Long-time Herald Sun sports journalist Jon Anderson revealed on the season-ending episode of the Sacked podcast that at least one Cats board member was keen to bring the then Carlton coach to Kardinia Park and cast aside Thompson after the Cats tumbled out of the eight.
Geelong had played finals in the two previous seasons – making a preliminary final in 2004 and a semi-final in 2005 – but dropped out of finals contention in 2006 with only 10 wins.
The failure to play finals saw the Cats launch an extensive and at times confronting review of the club’s football department – and as a result Thompson’s position – which proved one of the most seismic moments in the history of the Geelong Football Club.
Pagan was under fire as Carlton coach at the time, but had brought together a talented North Melbourne group to win premierships in 1996 and 1999.
“He (Pagan) knew his time at Carlton was probably coming to an end … (and) there were people at Geelong agitating for Denis Pagan to become coach of Geelong,” Anderson said.
“Geelong missed the finals and there were some people … who wanted Pagan to come as coach and to get rid of Mark ‘Bomber’ Thompson.

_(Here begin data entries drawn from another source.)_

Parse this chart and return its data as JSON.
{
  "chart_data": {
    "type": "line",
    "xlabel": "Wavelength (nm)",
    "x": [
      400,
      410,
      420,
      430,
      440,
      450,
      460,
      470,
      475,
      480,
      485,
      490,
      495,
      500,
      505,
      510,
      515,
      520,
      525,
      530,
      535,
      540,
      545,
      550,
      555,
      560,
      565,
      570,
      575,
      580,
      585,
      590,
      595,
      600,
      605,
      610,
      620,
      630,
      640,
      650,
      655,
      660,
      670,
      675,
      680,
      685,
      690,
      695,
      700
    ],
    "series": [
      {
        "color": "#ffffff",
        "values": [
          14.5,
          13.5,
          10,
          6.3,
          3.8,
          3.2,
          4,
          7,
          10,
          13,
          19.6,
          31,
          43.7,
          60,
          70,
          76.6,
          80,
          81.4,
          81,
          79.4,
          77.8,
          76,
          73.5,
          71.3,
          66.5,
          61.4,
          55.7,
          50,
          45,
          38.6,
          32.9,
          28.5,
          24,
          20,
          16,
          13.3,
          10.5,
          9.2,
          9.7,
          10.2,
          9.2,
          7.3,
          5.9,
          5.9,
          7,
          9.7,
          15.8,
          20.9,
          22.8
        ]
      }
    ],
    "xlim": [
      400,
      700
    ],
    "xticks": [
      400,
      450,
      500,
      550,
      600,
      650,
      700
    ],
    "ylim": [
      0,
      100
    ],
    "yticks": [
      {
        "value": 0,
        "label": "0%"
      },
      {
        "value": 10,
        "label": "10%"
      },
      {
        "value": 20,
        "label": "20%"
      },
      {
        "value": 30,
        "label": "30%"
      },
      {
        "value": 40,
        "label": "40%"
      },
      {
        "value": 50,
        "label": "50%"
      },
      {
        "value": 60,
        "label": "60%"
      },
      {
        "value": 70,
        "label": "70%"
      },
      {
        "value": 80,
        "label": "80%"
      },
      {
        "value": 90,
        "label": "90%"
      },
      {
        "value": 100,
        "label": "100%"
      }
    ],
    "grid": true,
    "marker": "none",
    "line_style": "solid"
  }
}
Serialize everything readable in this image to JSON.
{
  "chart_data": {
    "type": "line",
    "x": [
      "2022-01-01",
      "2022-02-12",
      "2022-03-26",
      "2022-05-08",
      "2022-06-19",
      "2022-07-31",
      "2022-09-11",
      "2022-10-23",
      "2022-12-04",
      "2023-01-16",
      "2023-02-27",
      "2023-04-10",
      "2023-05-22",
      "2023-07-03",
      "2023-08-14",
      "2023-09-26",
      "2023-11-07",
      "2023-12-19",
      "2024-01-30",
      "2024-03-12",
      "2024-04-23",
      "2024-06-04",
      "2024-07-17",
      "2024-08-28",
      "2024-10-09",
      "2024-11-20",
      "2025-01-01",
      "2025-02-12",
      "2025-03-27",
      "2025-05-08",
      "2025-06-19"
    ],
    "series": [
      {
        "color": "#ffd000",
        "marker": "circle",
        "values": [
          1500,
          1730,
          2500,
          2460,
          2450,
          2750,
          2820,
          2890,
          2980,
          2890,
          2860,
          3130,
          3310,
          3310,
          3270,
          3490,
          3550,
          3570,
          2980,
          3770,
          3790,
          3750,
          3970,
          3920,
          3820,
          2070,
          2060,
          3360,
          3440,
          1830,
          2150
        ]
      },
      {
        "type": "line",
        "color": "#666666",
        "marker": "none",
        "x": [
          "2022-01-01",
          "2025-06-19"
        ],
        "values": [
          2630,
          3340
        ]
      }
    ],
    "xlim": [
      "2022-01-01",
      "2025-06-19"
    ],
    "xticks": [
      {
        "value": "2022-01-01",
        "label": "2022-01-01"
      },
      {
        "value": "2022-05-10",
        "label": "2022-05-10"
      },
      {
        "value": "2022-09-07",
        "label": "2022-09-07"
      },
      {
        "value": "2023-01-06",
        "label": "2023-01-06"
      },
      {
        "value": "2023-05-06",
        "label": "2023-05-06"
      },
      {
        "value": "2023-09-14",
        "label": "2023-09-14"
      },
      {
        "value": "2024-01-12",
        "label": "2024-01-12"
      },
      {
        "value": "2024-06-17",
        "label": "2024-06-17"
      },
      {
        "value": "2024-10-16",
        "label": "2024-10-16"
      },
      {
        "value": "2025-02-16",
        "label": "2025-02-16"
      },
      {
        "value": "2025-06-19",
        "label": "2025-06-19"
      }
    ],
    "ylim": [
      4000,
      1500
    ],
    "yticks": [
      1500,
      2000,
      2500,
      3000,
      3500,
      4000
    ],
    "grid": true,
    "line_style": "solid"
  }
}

“That was 100 per cent true.
“I was at home when I was talking to (one of the agitators) at the time. He might have been on the board, and that’s where it was headed.
“Denis would have loved to have come (to Geelong).”

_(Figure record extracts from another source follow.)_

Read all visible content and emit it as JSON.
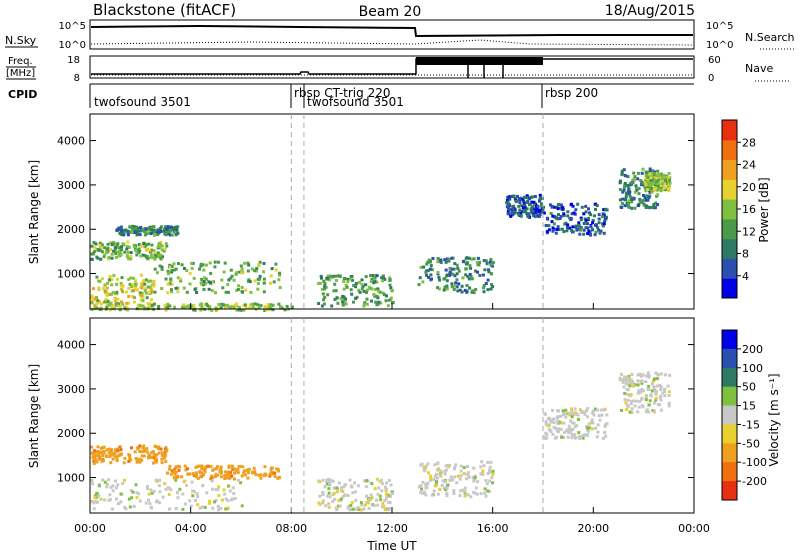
{
  "header": {
    "station": "Blackstone (fitACF)",
    "beam": "Beam 20",
    "date": "18/Aug/2015"
  },
  "status_panels": {
    "nsky_label": "N.Sky",
    "nsearch_label": "N.Search",
    "freq_label_line1": "Freq.",
    "freq_label_line2": "[MHz]",
    "nave_label": "Nave",
    "cpid_label": "CPID",
    "count_ticks": [
      "10^5",
      "10^0"
    ],
    "freq_ticks": [
      "18",
      "8"
    ],
    "nave_ticks": [
      "60",
      "0"
    ],
    "cpid_segments": [
      {
        "name": "twofsound 3501",
        "start_hour": 0.0
      },
      {
        "name": "rbsp CT-trig 220",
        "start_hour": 8.0
      },
      {
        "name": "twofsound 3501",
        "start_hour": 8.5
      },
      {
        "name": "rbsp 200",
        "start_hour": 18.0
      }
    ]
  },
  "chart_data": [
    {
      "type": "heatmap",
      "name": "power",
      "xlabel": "",
      "ylabel": "Slant Range [km]",
      "xlim": [
        0,
        24
      ],
      "ylim": [
        200,
        4600
      ],
      "y_ticks": [
        1000,
        2000,
        3000,
        4000
      ],
      "colorbar": {
        "label": "Power [dB]",
        "range": [
          0,
          32
        ],
        "ticks": [
          4,
          8,
          12,
          16,
          20,
          24,
          28
        ],
        "colors": [
          "#0000e6",
          "#2a4fb0",
          "#2c7a62",
          "#4a9a4a",
          "#7fc040",
          "#e8d030",
          "#f0a020",
          "#f07010",
          "#e83010"
        ]
      },
      "regions": [
        {
          "x": [
            0.0,
            2.5
          ],
          "y": [
            300,
            1000
          ],
          "level": 18
        },
        {
          "x": [
            0.0,
            3.0
          ],
          "y": [
            1350,
            1750
          ],
          "level": 14
        },
        {
          "x": [
            1.0,
            3.5
          ],
          "y": [
            1900,
            2100
          ],
          "level": 10
        },
        {
          "x": [
            2.5,
            7.5
          ],
          "y": [
            600,
            1300
          ],
          "level": 14
        },
        {
          "x": [
            0.0,
            8.0
          ],
          "y": [
            200,
            350
          ],
          "level": 16
        },
        {
          "x": [
            9.0,
            12.0
          ],
          "y": [
            300,
            1000
          ],
          "level": 12
        },
        {
          "x": [
            13.0,
            16.0
          ],
          "y": [
            600,
            1400
          ],
          "level": 10
        },
        {
          "x": [
            16.5,
            18.0
          ],
          "y": [
            2300,
            2800
          ],
          "level": 6
        },
        {
          "x": [
            18.0,
            20.5
          ],
          "y": [
            1900,
            2600
          ],
          "level": 6
        },
        {
          "x": [
            21.0,
            22.5
          ],
          "y": [
            2500,
            3400
          ],
          "level": 10
        },
        {
          "x": [
            22.0,
            23.0
          ],
          "y": [
            2900,
            3300
          ],
          "level": 16
        }
      ]
    },
    {
      "type": "heatmap",
      "name": "velocity",
      "xlabel": "Time UT",
      "ylabel": "Slant Range [km]",
      "xlim": [
        0,
        24
      ],
      "ylim": [
        200,
        4600
      ],
      "x_ticks": [
        "00:00",
        "04:00",
        "08:00",
        "12:00",
        "16:00",
        "20:00",
        "00:00"
      ],
      "y_ticks": [
        1000,
        2000,
        3000,
        4000
      ],
      "colorbar": {
        "label": "Velocity [m s⁻¹]",
        "tick_labels": [
          "200",
          "100",
          "50",
          "15",
          "-15",
          "-50",
          "-100",
          "-200"
        ],
        "colors": [
          "#0000e6",
          "#2a4fb0",
          "#2c7a62",
          "#7fc040",
          "#c8c8c8",
          "#e8d030",
          "#f0a020",
          "#f07010",
          "#e83010"
        ]
      },
      "regions": [
        {
          "x": [
            0.0,
            6.0
          ],
          "y": [
            300,
            1000
          ],
          "v": 0
        },
        {
          "x": [
            0.0,
            3.0
          ],
          "y": [
            1350,
            1750
          ],
          "v": -60
        },
        {
          "x": [
            3.0,
            7.5
          ],
          "y": [
            1000,
            1300
          ],
          "v": -60
        },
        {
          "x": [
            9.0,
            12.0
          ],
          "y": [
            300,
            1000
          ],
          "v": 0
        },
        {
          "x": [
            13.0,
            16.0
          ],
          "y": [
            600,
            1400
          ],
          "v": 0
        },
        {
          "x": [
            18.0,
            20.5
          ],
          "y": [
            1900,
            2600
          ],
          "v": 0
        },
        {
          "x": [
            21.0,
            23.0
          ],
          "y": [
            2500,
            3400
          ],
          "v": 0
        }
      ]
    }
  ]
}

But Cats president Frank Costa and chief executive Brian Cook ultimately backed Thompson to coach into the 2007 season, quashing any push to install Pagan as his replacement.

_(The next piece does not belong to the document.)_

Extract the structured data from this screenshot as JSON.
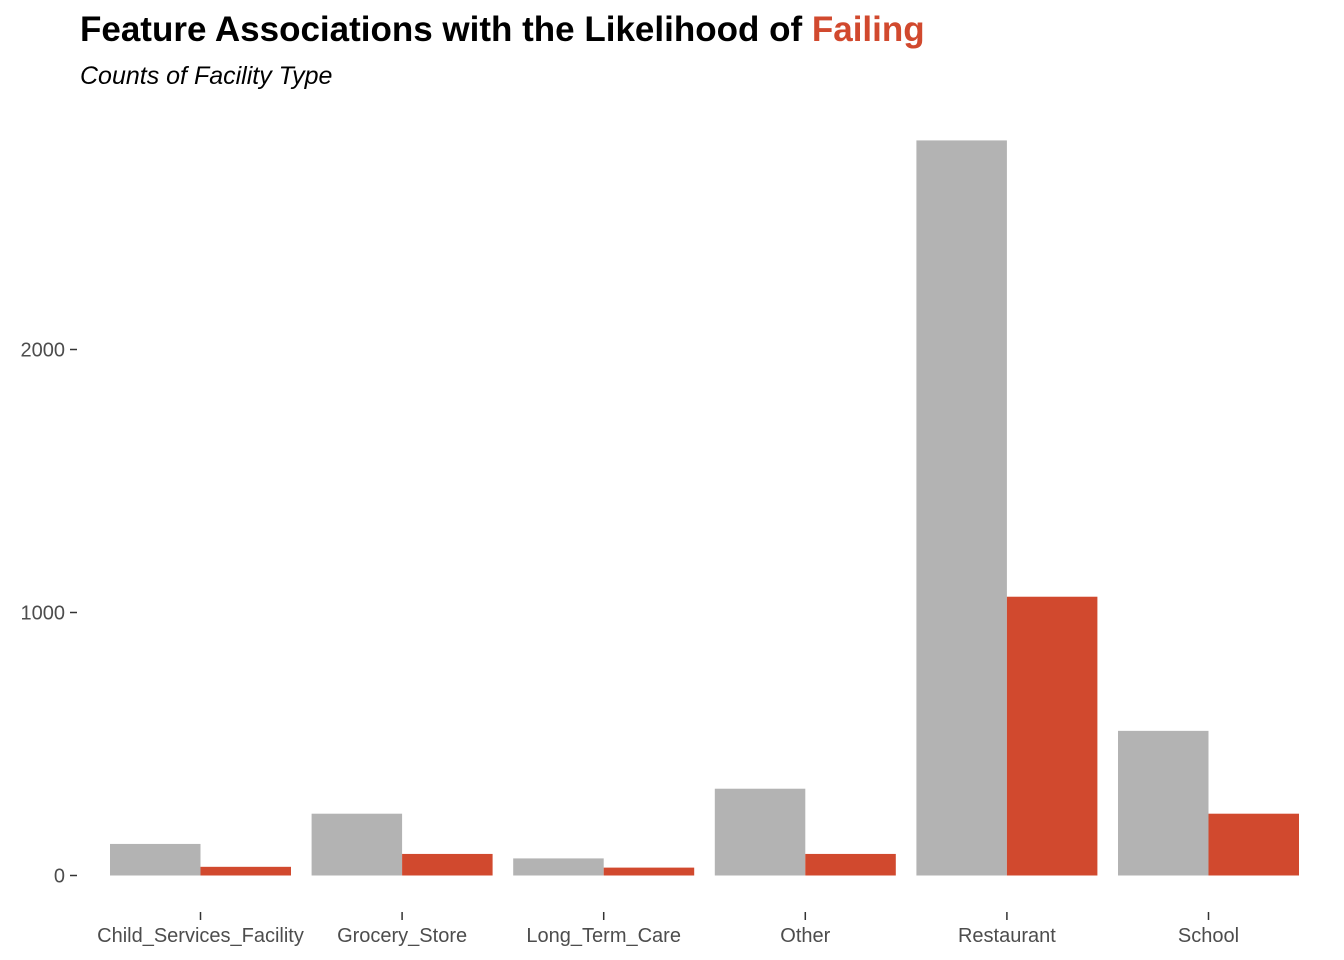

It proved a massive sliding doors moment, with the review transforming the mood of the club, with the Cats going on to win the 2007 flag, breaking a 44-year premiership drought.
It was the first of three flags within five seasons – two of them coached by Thompson – as the Cats created a dynasty.
And Pagan was sacked by the Blues as coach after round 16 in 2007.
Anderson and journalist/broadcaster Bruce Eva came together for the Sacked podcast to discuss the biggest coaching sackings of the past 25 years, including Pagan’s axing at Carlton, Mick Malthouse’s departures from Collingwood and Carlton, and Malcolm Blight’s shock sacking from St Kilda midway through 2001.
Eva, a passionate Saints supporter and keen history buff, believes St Kilda’s premiership drought – dating back to 1966 – could have been quenched if not for the tragic death of Trevor Barker at 39 from cancer in 1996.
He remains convinced Barker would have been the man to break that hoodoo.
“I think it (Barker’s death) changed the history of the St Kilda Football Club,” Eva said. “He was going to be a magnificent (senior) coach.
“I would have been staggered if he hadn’t coached my beloved Saints to a premiership.”
Eva said Barker, who coached two VFA premierships at Sandringham, was being groomed as the Saints’ next senior coach following Stan Alves.
“He came back to St Kilda in 1995 as the reserves coach and he took basically a bunch of kids into the finals,” he said.